AM: I heard an interview with one of her former assistants in which the journalist asked, Had you ever seen or experienced this behavior coming from Paula? She said no and that she knew Paula to be kind and have a good heart. I wonder if the people around her were just blind to it.

CE: What her assistant said is indicative of Southern culture. We're polite, non-combative and not in your face. We don't deal with issues like racism. They're just undergirded in our culture as far as how we interact and the things we say and don't say.

EW: I'm not so sure. That reminds me of a chemistry class I took in high school (I had a big afro then). I was one of two black kids in class and our chemistry would always rag on us and act like we didn't belong there. Finally one day I told him off — I told him to leave his cross and hood at the door — and he kicked me out. The guidance counselor, an older white gentleman, told me he had known the teacher for years and had never seen him be racist. I was like, Dude, you're white. He's not going to say anything racist to you.

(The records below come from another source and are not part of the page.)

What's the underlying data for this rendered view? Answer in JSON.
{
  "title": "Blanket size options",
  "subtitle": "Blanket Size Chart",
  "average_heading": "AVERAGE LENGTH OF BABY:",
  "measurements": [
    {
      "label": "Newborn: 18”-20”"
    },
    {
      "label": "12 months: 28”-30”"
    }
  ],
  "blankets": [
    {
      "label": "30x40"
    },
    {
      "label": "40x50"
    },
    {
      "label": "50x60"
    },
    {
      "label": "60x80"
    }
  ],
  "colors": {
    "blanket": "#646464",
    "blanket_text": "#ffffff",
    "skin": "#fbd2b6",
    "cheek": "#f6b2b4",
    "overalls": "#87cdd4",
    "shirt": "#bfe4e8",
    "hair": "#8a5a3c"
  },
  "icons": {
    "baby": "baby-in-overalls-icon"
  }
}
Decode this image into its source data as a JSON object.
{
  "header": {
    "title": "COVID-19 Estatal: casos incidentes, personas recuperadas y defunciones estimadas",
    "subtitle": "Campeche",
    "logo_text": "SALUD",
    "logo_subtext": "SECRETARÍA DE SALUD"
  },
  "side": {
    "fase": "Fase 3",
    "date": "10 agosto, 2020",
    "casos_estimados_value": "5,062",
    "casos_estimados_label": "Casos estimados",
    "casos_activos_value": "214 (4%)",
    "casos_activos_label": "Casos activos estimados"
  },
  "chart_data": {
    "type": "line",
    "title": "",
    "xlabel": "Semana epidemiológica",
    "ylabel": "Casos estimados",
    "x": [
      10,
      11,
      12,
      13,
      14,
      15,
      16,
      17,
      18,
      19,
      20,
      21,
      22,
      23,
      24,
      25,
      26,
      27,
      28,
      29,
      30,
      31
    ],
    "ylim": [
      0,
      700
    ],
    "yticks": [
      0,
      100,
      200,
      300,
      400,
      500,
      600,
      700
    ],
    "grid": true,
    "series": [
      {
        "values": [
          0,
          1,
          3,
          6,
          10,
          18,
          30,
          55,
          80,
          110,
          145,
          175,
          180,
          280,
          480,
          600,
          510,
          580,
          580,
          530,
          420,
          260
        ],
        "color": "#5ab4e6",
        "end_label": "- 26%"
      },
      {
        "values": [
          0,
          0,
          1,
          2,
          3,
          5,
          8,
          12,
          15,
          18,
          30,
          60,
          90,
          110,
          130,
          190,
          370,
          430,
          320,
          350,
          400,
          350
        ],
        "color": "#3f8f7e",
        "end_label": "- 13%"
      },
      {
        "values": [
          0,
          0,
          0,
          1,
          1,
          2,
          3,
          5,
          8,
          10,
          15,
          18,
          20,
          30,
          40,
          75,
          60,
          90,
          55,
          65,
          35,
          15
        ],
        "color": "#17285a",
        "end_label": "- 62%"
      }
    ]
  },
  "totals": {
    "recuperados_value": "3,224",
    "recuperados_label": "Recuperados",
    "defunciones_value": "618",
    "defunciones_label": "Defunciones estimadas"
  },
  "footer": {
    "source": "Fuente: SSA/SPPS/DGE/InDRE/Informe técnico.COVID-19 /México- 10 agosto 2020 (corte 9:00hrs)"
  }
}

What's your take on the support some of Paula Deen's fans have shown her?


What has this situationwhat she said and the reactionproven about us as a country?

CE: It's put to the forefront society's concepts of race. People are protesting not the things she said — they just want her back on her show cooking biscuits. That shows their level of priorities. You can be, for the most part, a law-abiding citizen, a good neighbor, but you can still carry these deeply racist sentiments.

EW: Americans have historical amnesia. Slavery is a blood debt people want to forget about. People say things have changed but because of that nobody really wants to deal consciously with the weight of American history.

Let's put what she said in a different context. If she had said, "We're going to have a Holocaust-themed wedding, that's so charming," people would be like, What the hell are you talking about? But because we don't look at slavery in terms of the Holocaust — which it really was, on an exponential level — we as African Americans don't give our own history that weight that it deserves and mainstream American doesn't give that history the weight it deserves.

CE: Paula Deen has probably been saying stuff like this for a while, in corporate meetings and such, and no one has blinked an eye. If I were so much as to raise my voice people would start backing up, looking at the door, saying, Do we need to call security? If you grow up in a culture where you haven't had to self-censor, you become comfortable with saying the things she did. In her mind she hasn't done anything wrong because it hasn't been challenged historically.

Deen has tried to apologize for what she said but in the end doesn't take responsibility for it. If her apology was genuine — if she had owned up to what she said and admitted to being racist — could we accept her apology?

CE: She's obviously already been forgiven. That's what that groundswell of support behind her was.

EW: I don't think she's all of a sudden going to think she's equal to me or to Charles, and you can't forgive someone for thinking that they're better than you are.

CE: But when you start messing with people's livelihoods, I think she'll start challenging her beliefs.

EW: I don't think so. The one time she claimed to use the N-word was when she was being mugged 30 years ago. I guarantee you when she's at home with Bubba, she says her situation is what it is because of N-words. She's not blaming herself.